As regular readers will be aware, India recently liberalised its re/insurance sector, permitting up to 100% foreign direct investment (FDI) under the automatic route, marking a significant shift in ownership policy for re/insurers operating in the country.

“The introduction of 100% FDI has fundamentally shifted the Indian reinsurance landscape,” said Agarwal. “It has enabled global reinsurers to deepen their commitment to the market, deploy capital more confidently, and introduce higher levels of technical expertise. This has enhanced underwriting sophistication and increased competition, while aligning India more closely with global reinsurance standards. The result is a more capital rich, resilient, and internationally integrated reinsurance market with strong long term growth prospects.”

As for the April 2026 reinsurance renewals, Howden India expects the market to remain broadly disciplined, albeit with underlying instability across specific segments.

“Insurers and reinsurers are entering the season with strong capital positions and sufficient capacity, which continues to support a comparatively soft market. That said, the softness is uneven,” said Agarwal.

The three most volatile segments in the country remain property, construction, and large industrial risks, reflecting loss experience, risk complexity, and selective underwriting appetite.

“Competition is increasing as capacity looks for deployment, but outcomes will increasingly depend on data quality, risk differentiation, and disciplined pricing rather than capacity alone,” he added.

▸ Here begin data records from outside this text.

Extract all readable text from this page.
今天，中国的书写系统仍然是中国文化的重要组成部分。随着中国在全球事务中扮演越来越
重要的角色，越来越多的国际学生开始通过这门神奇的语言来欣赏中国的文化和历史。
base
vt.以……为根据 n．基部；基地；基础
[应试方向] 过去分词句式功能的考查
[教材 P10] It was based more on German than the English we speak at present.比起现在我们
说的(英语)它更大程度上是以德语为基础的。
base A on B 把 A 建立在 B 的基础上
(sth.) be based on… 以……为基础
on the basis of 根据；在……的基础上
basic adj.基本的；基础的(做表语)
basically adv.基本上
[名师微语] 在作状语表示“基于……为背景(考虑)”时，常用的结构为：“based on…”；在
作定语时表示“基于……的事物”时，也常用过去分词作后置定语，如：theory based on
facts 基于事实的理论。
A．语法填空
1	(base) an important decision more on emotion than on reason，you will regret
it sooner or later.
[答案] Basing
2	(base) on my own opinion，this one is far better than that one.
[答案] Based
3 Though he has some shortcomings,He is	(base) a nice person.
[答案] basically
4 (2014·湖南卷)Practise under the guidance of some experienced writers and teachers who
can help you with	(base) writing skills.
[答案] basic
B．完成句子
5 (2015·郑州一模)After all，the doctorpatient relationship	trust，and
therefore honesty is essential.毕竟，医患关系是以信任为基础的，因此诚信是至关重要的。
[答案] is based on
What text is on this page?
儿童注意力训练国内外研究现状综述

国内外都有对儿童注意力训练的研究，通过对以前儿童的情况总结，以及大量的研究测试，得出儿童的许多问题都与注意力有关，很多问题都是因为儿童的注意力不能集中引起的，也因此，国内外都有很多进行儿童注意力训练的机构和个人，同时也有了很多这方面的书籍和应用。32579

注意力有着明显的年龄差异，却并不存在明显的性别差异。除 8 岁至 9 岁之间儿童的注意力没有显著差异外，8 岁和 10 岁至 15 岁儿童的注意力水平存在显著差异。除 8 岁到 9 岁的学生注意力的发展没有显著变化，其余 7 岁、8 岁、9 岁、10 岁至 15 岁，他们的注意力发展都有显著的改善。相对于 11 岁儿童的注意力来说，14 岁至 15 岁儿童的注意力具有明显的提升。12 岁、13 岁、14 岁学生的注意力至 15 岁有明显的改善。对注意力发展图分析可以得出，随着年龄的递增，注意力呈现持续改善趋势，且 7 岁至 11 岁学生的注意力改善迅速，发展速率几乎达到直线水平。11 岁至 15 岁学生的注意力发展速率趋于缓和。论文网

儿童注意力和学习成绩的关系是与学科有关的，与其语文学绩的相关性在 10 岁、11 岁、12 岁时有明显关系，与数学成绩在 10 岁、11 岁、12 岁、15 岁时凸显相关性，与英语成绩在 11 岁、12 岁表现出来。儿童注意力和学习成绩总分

While the geopolitical landscape and the aftereffects of the current conflict in West Asia have not resulted in widespread direct disruption across the Asia Pacific, Agarwal noted that their indirect impacts are becoming more pronounced, particularly for India.

“Energy, marine hull, and cargo portfolios with exposure to Middle East trade routes are under closer scrutiny. Traditional product lines remain largely stable, but there is heightened sensitivity around political violence risks.

“Capacity withdrawals at both local and international levels, combined with elevated geopolitical uncertainty, are driving upward pressure on marine and political violence pricing. This reflects a forward looking reassessment of accumulation risk rather than immediate loss impacts,” he explained.